Croft explains that his most memorable adventures seem to occur when “weird stuff comes up that you could never have foreseen, when there’s a level of intensity.” He says that that particular traverse remains a standout.
A master at moving over stone and gliding up and down mountains, Croft was born to climb. His record-setting achievements could fill volumes, and are peppered with examples of how his soft-spoken, unassuming nature, gracious personality, sense of humour and sheer unadulterated enthusiasm for climbing sets him apart.
From the mid-1980s onward, Croft set the climbing world on fire with a string of high profile, free solos and linkups in Yosemite. The one-day El Cap and Half Dome climb with John Bachar was “at least as good as anything I’d done in my life, and I was looking off in the distance like, ‘what’s next?’”
How about a gazillion sport climbs, boulder problems, big walls, and long traverses, such as his one-day Evolution Traverse in the High Sierras where he linked nine 13,000-foot peaks (“One of the very best,” in Croft’s words.)
Peter was wild about the outdoors as a boy, fishing, hiking and exploring around his home in Nanaimo, BC, but the first time he went rock climbing, he intrinsically knew: “This is it. This is who I am.”

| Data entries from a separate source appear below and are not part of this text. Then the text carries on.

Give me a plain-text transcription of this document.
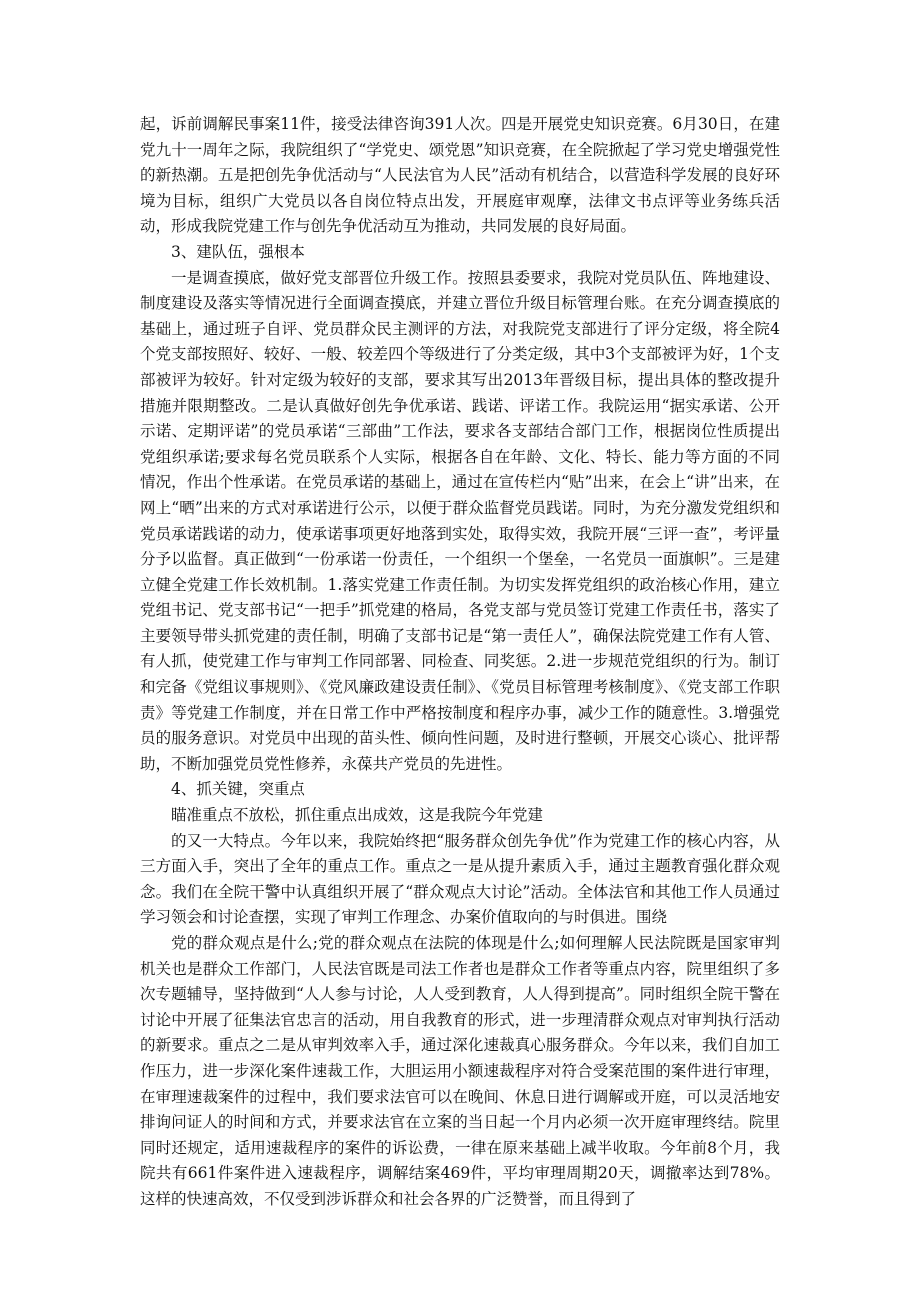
起，诉前调解民事案11件，接受法律咨询391人次。四是开展党史知识竞赛。6月30日，在建党九十一周年之际，我院组织了“学党史、颂党恩”知识竞赛，在全院掀起了学习党史增强党性的新热潮。五是把创先争优活动与“人民法官为人民”活动有机结合，以营造科学发展的良好环境为目标，组织广大党员以各自岗位特点出发，开展庭审观摩，法律文书点评等业务练兵活动，形成我院党建工作与创先争优活动互为推动，共同发展的良好局面。

3、建队伍，强根本

一是调查摸底，做好党支部晋位升级工作。按照县委要求，我院对党员队伍、阵地建设、制度建设及落实等情况进行全面调查摸底，并建立晋位升级目标管理台账。在充分调查摸底的基础上，通过班子自评、党员群众民主测评的方法，对我院党支部进行了评分定级，将全院4个党支部按照好、较好、一般、较差四个等级进行了分类定级，其中3个支部被评为好，1个支部被评为较好。针对定级为较好的支部，要求其写出2013年晋级目标，提出具体的整改提升措施并限期整改。二是认真做好创先争优承诺、践诺、评诺工作。我院运用“据实承诺、公开示诺、定期评诺”的党员承诺“三部曲”工作法，要求各支部结合部门工作，根据岗位性质提出党组织承诺;要求每名党员联系个人实际，根据各自在年龄、文化、特长、能力等方面的不同情况，作出个性承诺。在党员承诺的基础上，通过在宣传栏内“贴”出来，在会上“讲”出来，在网上“晒”出来的方式对承诺进行公示，以便于群众监督党员践诺。同时，为充分激发党组织和党员承诺践诺的动力，使承诺事项更好地落到实处，取得实效，我院开展“三评一查”，考评量分予以监督。真正做到“一份承诺一份责任，一个组织一个堡垒，一名党员一面旗帜”。三是建立健全党建工作长效机制。1.落实党建工作责任制。为切实发挥党组织的政治核心作用，建立党组书记、党支部书记“一把手”抓党建的格局，各党支部与党员签订党建工作责任书，落实了主要领导带头抓党建的责任制，明确了支部书记是“第一责任人”，确保法院党建工作有人管、有人抓，使党建工作与审判工作同部署、同检查、同奖惩。2.进一步规范党组织的行为。制订和完备《党组议事规则》、《党风廉政建设责任制》、《党员目标管理考核制度》、《党支部工作职责》等党建工作制度，并在日常工作中严格按制度和程序办事，减少工作的随意性。3.增强党员的服务意识。对党员中出现的苗头性、倾向性问题，及时进行整顿，开展交心谈心、批评帮助，不断加强党员党性修养，永葆共产党员的先进性。

4、抓关键，突重点

瞄准重点不放松，抓住重点出成效，这是我院今年党建

的又一大特点。今年以来，我院始终把“服务群众创先争优”作为党建工作的核心内容，从三方面入手，突出了全年的重点工作。重点之一是从提升素质入手，通过主题教育强化群众观念。我们在全院干警中认真组织开展了“群众观点大讨论”活动。全体法官和其他工作人员通过学习领会和讨论查摆，实现了审判工作理念、办案价值取向的与时俱进。围绕

党的群众观点是什么;党的群众观点在法院的体现是什么;如何理解人民法院既是国家审判机关也是群众工作部门，人民法官既是司法工作者也是群众工作者等重点内容，院里组织了多次专题辅导，坚持做到“人人参与讨论，人人受到教育，人人得到提高”。同时组织全院干警在讨论中开展了征集法官忠言的活动，用自我教育的形式，进一步理清群众观点对审判执行活动的新要求。重点之二是从审判效率入手，通过深化速裁真心服务群众。今年以来，我们自加工作压力，进一步深化案件速裁工作，大胆运用小额速裁程序对符合受案范围的案件进行审理，在审理速裁案件的过程中，我们要求法官可以在晚间、休息日进行调解或开庭，可以灵活地安排询问证人的时间和方式，并要求法官在立案的当日起一个月内必须一次开庭审理终结。院里同时还规定，适用速裁程序的案件的诉讼费，一律在原来基础上减半收取。今年前8个月，我院共有661件案件进入速裁程序，调解结案469件，平均审理周期20天，调撤率达到78%。这样的快速高效，不仅受到涉诉群众和社会各界的广泛赞誉，而且得到了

The next step followed in 1975 at the Stawamus Chief in Squamish when a teenaged Croft, in full shank mountain boots, fell off the crux, lassoed a tree and shed blood to scrabble up “Sickle,” a 5.8 slab route. He was ecstatic. He’d tapped into his true euphoric self and began a tireless climbing quest. But it wasn’t all smooth on the path to achieving his god-like abilities and superb style.
In 1978, the self-described “total gumbie” was smitten with alpine climbing on the formidable northeast buttress of Mount Slesse. Michael Down recalls Croft being so overwhelmed by a super-exposed 5.7 crack that he led a 5.10 pitch instead. That night, Croft says he could have died happily of awesomeness. “It was so overpowering – just the feeling of being up there.”

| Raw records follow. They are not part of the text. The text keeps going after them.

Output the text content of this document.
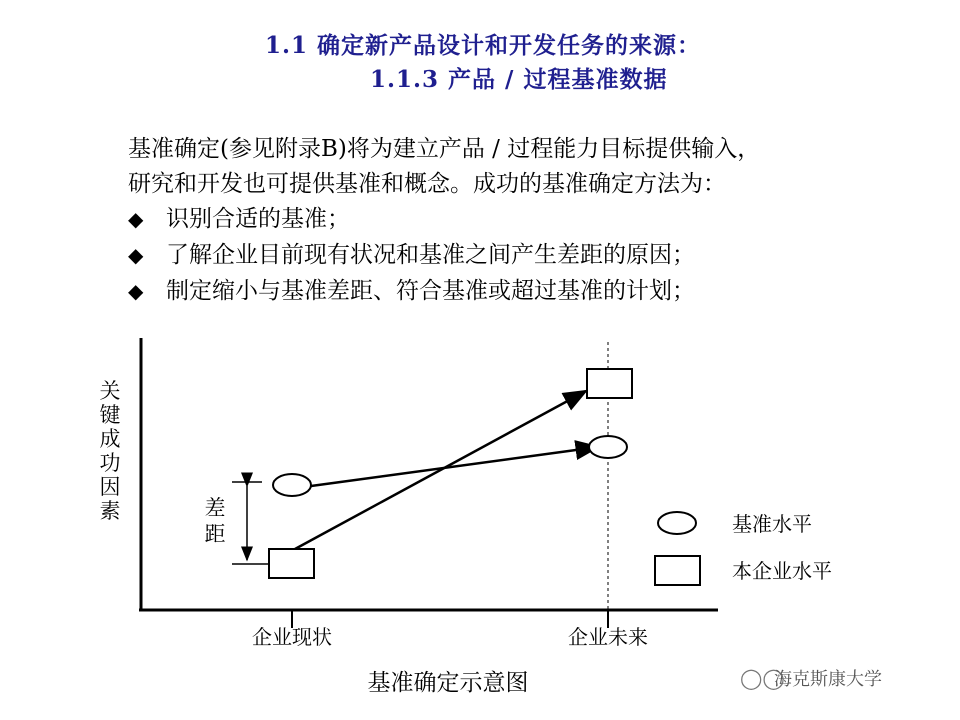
1.1 确定新产品设计和开发任务的来源：
1.1.3 产品 / 过程基准数据
基准确定(参见附录B)将为建立产品 / 过程能力目标提供输入，
研究和开发也可提供基准和概念。成功的基准确定方法为：
◆ 识别合适的基准；
◆ 了解企业目前现有状况和基准之间产生差距的原因；
◆ 制定缩小与基准差距、符合基准或超过基准的计划；
关
键
成
功
因
素	差
距	基准水平
本企业水平
企业现状	企业未来
基准确定示意图	◯◯海克斯康大学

Back on the rocks in Squamish, Croft and Hamish Fraser redefined hard rock climbing with the first free ascent of University Wall in 1982. Then, in 1983, non-stop ascents of South Howser, Bugaboo Spire, Crescent Spire and Snowpatch Spire further confirmed Croft’s leading-edge style.
His vivid descriptions reveal his “can’t hold back” exuberance. “Plunging along in the snow on the way to Snowpatch I tried to retain my composure, to pace myself, but finally gave in and ran down the hill, arms and legs whirring windmill style with the same sparkle and eagerness as a five year old on an adventure,” he wrote in the 1984 Canadian Alpine Journal.
Croft, now 55, muses that he is best at chickening out or “picking my battles.” He has honed a safety buffer by backing off when something doesn’t feel right and is never afraid to go with Plan B.
“The climbing and the continuing adventure are the important parts,” Croft says. “Get out there. Get after it.”